Dear Ashraf, product of posdef matrix A and negdef matrix B is a negdef matrix:

if uTAu > 0 for every u, uTBu < 0 for every u, then uTABu = uTAu uTBu/(uuT) < 0 because uuT > 0 .

Gianluca

Dear Ashraf,

No, this is not the case. Consider the counter example:

A = I

B = -I

in which I is the identity matrix. In this case A is positive definite and B is negative definite with their product be negative definite.

Mirko

First, notice that the product is not necessarily symmetric, except if the matrices commute,

Suppose M and N two symmetric positive-definite matrices and λ ian eigenvalue of the product MN. Then it's possible to show that  λ>0 and thus MN has positive eigenvalues. Now, take M symmetric positive-definite and N symmetric negative-definite. As a result, apply the previous result to -(MN) then MN have negative eigenvalues. I hope this could be fairly clear,

Fabrizio

Dear Fabrizio, Mirko and Gianluca, thank you very much your answers were very helpful.

Best Regards

Ashraf

Remember: positive or negative-definite is not a matrix property but it only applies to quadratic forms, which are naturally described only by symmetric matrices.

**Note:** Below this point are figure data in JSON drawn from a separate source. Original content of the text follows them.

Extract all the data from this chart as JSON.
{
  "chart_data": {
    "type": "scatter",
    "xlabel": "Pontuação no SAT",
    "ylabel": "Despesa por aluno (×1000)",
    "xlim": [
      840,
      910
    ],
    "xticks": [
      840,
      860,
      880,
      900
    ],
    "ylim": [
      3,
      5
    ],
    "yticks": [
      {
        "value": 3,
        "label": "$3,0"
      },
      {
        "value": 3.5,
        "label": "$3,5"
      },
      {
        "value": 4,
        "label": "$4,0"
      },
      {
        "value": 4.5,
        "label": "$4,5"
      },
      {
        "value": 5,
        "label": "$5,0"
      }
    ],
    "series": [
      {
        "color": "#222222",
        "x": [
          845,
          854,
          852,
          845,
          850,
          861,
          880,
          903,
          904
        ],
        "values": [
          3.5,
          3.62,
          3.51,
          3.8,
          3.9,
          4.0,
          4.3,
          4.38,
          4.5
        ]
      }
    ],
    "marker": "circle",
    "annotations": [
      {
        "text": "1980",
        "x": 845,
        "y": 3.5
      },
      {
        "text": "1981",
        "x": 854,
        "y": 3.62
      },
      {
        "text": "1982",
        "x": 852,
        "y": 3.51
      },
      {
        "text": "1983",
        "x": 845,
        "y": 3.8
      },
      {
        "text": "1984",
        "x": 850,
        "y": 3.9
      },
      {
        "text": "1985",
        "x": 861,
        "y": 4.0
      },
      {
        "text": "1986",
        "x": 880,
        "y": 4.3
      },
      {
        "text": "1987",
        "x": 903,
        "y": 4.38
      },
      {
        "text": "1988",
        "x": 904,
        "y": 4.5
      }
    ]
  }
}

For instance, a way to establish positive definiteness of a quadratic form is to find this symmetric matrix representing it and test whether its eigenvalues are all positive.

But there exists infinitely many matrices representing a particular quadratic form, all with and exactly one of them is symmetric. Thus it's possible to have non-symmetric definite matrices.

Furthermore, it could be showed that for a not necessarily symmetric matrix to be

positive definite it's necessary but not sufficient that its real eigenvalues are all positive.

A small observation:

There are good answers, yet, to complete Fabrizio’s answer, the symmetry in positive definite matrices is a property with which we got used only because it appears in many examples.

However, symmetry is NOT needed for a matrix to be positive definite.

As people mentioned, the property comes from the quadratic form, which is defined to be positive definite, namely, the scalar product r=x'Mx>0 for any vector x≠0.

Because the result r is scalar, we clearly have r=r'.

Therefore, even if M is not symmetric, we may still have r=x'Mx=x'M'x >0. When M is symmetric, this is clear, yet iin general, it may also happen if M≠M'.

Of course, if the nonsymmetric matrix M is positive definite, so is its symmetric component Ms=( M+M')/2.

Dear Fabrizio and Itzhak thank you for the valuable contributions.

Dear Gianluca

Notice that $uu^T$ is not a scaler. It is a square matrix, therefore your proof is not true.

I agree with Younes Salehi. Furthermore, uuT is not the identity matrix hence uTABu cannot be equal to uT Au uT Bu/(uuT).